More to the point, my skin colour is irrelevant, while my colour varies. My skin colour might hold me back from getting a job at certain stores, restaurants, entertainment venues, etc. but most places abide by my country's equality laws. They do in the USA, too.
You can turn on the television or open to the front page of the paper and see people of my race widely represented.”

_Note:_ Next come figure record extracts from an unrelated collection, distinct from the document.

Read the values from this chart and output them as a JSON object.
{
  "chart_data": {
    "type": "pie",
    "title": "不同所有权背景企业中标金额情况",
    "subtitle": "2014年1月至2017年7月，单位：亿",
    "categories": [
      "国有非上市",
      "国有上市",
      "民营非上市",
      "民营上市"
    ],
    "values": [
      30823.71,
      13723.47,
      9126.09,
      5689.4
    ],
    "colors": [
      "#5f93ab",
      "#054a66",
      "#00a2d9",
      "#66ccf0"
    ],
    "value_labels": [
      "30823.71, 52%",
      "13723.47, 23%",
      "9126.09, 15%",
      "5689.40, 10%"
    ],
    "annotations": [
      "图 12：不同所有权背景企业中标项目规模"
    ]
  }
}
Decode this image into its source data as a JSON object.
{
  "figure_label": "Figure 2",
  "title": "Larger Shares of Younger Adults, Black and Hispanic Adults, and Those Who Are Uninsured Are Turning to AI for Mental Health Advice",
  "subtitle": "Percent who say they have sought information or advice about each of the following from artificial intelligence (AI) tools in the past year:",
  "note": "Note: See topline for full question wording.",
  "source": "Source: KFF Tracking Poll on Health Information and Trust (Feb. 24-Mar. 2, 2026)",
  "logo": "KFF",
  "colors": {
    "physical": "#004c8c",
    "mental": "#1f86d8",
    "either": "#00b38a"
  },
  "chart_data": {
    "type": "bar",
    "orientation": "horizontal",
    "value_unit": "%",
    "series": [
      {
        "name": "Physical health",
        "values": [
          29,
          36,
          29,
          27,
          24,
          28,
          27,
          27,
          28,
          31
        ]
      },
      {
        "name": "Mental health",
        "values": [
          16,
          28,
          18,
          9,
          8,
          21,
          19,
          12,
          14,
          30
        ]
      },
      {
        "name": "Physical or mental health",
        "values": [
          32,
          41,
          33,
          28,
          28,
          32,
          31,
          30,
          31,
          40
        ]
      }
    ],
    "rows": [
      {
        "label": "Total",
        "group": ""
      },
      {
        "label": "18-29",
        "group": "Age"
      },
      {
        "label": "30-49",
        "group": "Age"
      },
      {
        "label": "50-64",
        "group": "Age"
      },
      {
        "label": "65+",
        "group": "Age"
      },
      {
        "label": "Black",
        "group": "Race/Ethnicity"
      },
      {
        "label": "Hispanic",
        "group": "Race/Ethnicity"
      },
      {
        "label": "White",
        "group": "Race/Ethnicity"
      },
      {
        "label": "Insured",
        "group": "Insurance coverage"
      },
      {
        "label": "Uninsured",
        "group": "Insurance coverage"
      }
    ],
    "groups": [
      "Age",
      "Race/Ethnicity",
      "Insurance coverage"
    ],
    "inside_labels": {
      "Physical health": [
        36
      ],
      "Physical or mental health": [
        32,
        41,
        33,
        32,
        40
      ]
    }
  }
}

As a member of the minority sex, minority vision, and minority hair colour, I rarely see people like me on the front page of the paper. But then, I don’t concentrate on superficialities like skin colour: those are people and I have a great deal in common with them, as I do with you.
White privilege is being able to make Ebola jokes because it was killing African people, but no! Do NOT make jokes about cancer, that one kills whites.
Balderdash. I can’t say I’ve ever heard of an Ebola joke but how about this one, it’s even specific to men:
A testicular cancer patient is admitted to the hospital for an orchiectomy to remove a cancerous testicle. When he wakes up the doctor tells him that he has good news and bad news.
Doctor: Which would you like to hear first?
Patient: The bad news.
Doctor: We accidentally removed both of your testicles.
Patient: What is the good news?
Doctor: You won’t get prostate cancer.
(There is a lot more here:)
White privilege is never having to hear “you’re pretty for a black/dark-skinned girl.” Oh, I didn’t know we were all supposed to be ugly.
Of course not. Why would anyone say “you’re pretty for a black/dark-skinned girl” to someone with pale skin. My daughter has very light skin and was teased mercilessly about it throughout school. People can be cruel or stupid, it doesn’t matter what colour skin you have.
And these are just a few. We just want you to acknowledge your privilege.
You’re a ‘we’ now? How did that happen, or are you presuming to talk for everyone of your race?
You acknowledge your privilege first. All of it, not just ‘privileges’ you have through not being something. Then I’ll start reading and promise to start after you’ve written the first chapter. I can also promise that you seriously listing or writing about your own privileges will be far more uplifting and beneficial to you than you putting all white-skinned people, or all males, into your narrow stereotypes and claiming they have some privilege that you can’t even name properly.